Our chosen art style, decided by a mix of A/B testing and team capability as a tiebreaker
Instead, we tried “stickiness/replayability” on for size as a pillar. But, after a conversation with the client, it became clear that our game’s goal was not necessarily to remain ONLY sticky. The kids have access to the entire app store during free choice time, including games with companies and corporations that out-scope us in terms of how sticky and replayable their games are. We would be competing with all hundreds of thousands of them. And part of the appeal of free choice is this frenetic choosing, this buffet/smorgasboard of options. We will be lucky if kids play our game for ten minutes a week for more than a month.
But we want to see kids playing ours for increasing amounts of time as our project progresses, and we don’t want to see them switching from ours to an inappropriate game such as zombies or killing.
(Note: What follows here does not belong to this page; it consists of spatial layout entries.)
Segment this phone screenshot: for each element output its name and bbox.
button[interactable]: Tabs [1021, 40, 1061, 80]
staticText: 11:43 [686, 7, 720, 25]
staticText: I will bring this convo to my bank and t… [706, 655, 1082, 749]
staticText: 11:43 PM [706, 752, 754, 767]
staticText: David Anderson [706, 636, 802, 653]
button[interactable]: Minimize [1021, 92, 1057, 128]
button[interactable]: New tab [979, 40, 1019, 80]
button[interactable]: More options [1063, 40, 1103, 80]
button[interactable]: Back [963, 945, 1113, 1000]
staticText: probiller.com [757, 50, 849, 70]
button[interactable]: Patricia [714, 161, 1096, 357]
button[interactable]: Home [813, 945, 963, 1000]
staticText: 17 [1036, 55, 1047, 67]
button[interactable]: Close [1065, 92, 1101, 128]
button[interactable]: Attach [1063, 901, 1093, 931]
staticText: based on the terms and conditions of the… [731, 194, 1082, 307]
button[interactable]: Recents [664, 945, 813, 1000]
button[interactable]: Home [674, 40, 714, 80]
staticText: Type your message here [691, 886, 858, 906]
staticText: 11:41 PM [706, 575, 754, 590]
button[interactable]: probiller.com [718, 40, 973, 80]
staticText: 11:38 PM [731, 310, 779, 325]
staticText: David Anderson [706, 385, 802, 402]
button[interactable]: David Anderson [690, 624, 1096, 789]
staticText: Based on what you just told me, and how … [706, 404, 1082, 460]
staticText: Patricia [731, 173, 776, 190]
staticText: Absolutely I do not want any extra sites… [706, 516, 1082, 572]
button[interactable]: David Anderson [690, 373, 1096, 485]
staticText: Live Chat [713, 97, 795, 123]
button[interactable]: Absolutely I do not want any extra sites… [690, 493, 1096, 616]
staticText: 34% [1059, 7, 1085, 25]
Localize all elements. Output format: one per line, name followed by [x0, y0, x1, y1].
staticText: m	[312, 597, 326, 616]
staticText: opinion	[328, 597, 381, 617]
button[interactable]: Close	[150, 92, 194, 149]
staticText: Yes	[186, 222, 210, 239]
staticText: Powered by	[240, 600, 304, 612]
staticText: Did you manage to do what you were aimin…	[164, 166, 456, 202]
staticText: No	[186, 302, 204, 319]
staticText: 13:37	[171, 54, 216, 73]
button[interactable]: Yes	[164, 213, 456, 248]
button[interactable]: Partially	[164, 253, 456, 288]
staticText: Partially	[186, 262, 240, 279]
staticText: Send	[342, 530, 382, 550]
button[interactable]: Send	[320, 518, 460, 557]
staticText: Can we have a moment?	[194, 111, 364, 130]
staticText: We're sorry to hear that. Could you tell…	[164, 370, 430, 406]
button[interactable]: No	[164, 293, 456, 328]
Our more direct goal is to compete to scratch the same itch as some of the more violent games the kids download, especially blood-and-guts shooters. So we’ve changed a pillar to “More Sticky than the Shooters,” to see if we can serve as this alternative.
We got more helpful faculty feedback, as well. Brenda Harger encouraged us to think about the broader picture, which is part of what prompted the phone call with our client to clarify a deeper reason for making the game. Problem-solving is something that has come up as a strong secondary goal to minimizing the desire to play violent games.
Chris Klug advised us in ways to fold in story elements into a game for an audience that doesn’t play games with a lot of traditional game narrative (it has to do with success revealing themed elements that show more about the world over time).
Mike Christel advised on play testing as well as game mechanics and why perhaps the tablet was not translating the board game as well as we hoped.
All in all, a fantastic week for feedback and reflection before moving on to explain our reasoning at quarters.